Sen. Edward Kennedy (D-MA) and the Senate Committee on Health, Education, Labor, and Pensions have unveiled the first of what is expected to be a series of health care reform bills released this year.
The Affordable Health Choices Act establishes federal and state-level taxpayer-subsidized health coverage for middle-income Americans while implementing an individual mandate, tightening regulations on insurance companies, and establishing a new government agency responsible for preventing Americans from going without health insurance.
Funding for the bill, and the amount of tax penalties authorized for failing to offer or carry health insurance, are details left up to the Department of Health and Human Services.
“The theory that government can run health care better than private enterprise would be laughable if it weren’t so dangerous,” said Georgia Senate Majority Leader Chip Rogers (R-Woodstock). “Once ‘free’ health care is made available, we will never be able to afford it, and sadly we’ll also never be able to get rid of it.”
John R. Graham, director of health policy studies at the Pacific Research Institute, says the plan is misconceived.
“If Kennedy really wanted to increase our choice of health plans,” Graham said, “he would put forward a bill to erase the tax prejudice favoring corporate-based versus individually purchased health insurance.”
“Moving from a third-party payment arrangement to an individual empowerment and responsibility system is the only hope for improving health care access and managing health care costs,” said Rogers.
Graham said, “Calling this bill the ‘Health Choices Act’ is as Orwellian as calling the bill to abolish secret ballots for union certification the ‘Employee Free Choice Act.’ This bill mandates that every American buy a health insurance policy designed by the government—specifically a new ‘Medical Advisory Council.’ However, just to make sure no lobbyist is left behind, the MAC’s decisions can be overruled by Congress.”
The bill provides for taxpayer-funded insurance subsidies for Americans with incomes up to five times the federal poverty level. “The share of the premiums for which beneficiaries are liable increases only at the rate of the Consumer Price Index, which has historically been lower than the rate of medical inflation,” said Graham.
When combined with the enlarged group of subsidy-eligible Americans, that means “the taxpayers’ liability for the share of premiums will increase every year,” Graham said.
“The bill also outlaws insurers from pricing risk, forcing them to accept all applicants at the same premium and imposing a government-run method of retrospective risk-adjustment to compensate insurers who enroll more expensive beneficiaries,” said Graham.
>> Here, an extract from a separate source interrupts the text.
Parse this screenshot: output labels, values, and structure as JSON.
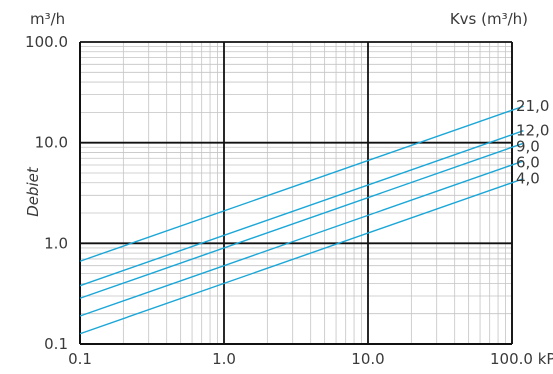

Unintended Consequences Loom
The bill also mandates providers’ acceptance of an “affordable access plan,” meaning the lowest-cost qualifying plan. “Any Medicare provider would have to accept an affordable access plan paying Medicare rates, which are well known to be below the cost of care,” said Graham. “So doctors will either drop Medicare patients to avoid this mandate, or quit practicing medicine.”
The bill subsidizes “gateways” to insurance benefits, to be operated by the states, and allows the hiring of “navigators” to help individuals and businesses negotiate the new, multilayered program.
“These bureaucratic gateways will be impossible for individuals or businesses to navigate on their own, [so] we’ll have to engage a government-sponsored navigator to do it for us,” said Graham.
Joe Emanuel ([email protected]) writes from Georgia.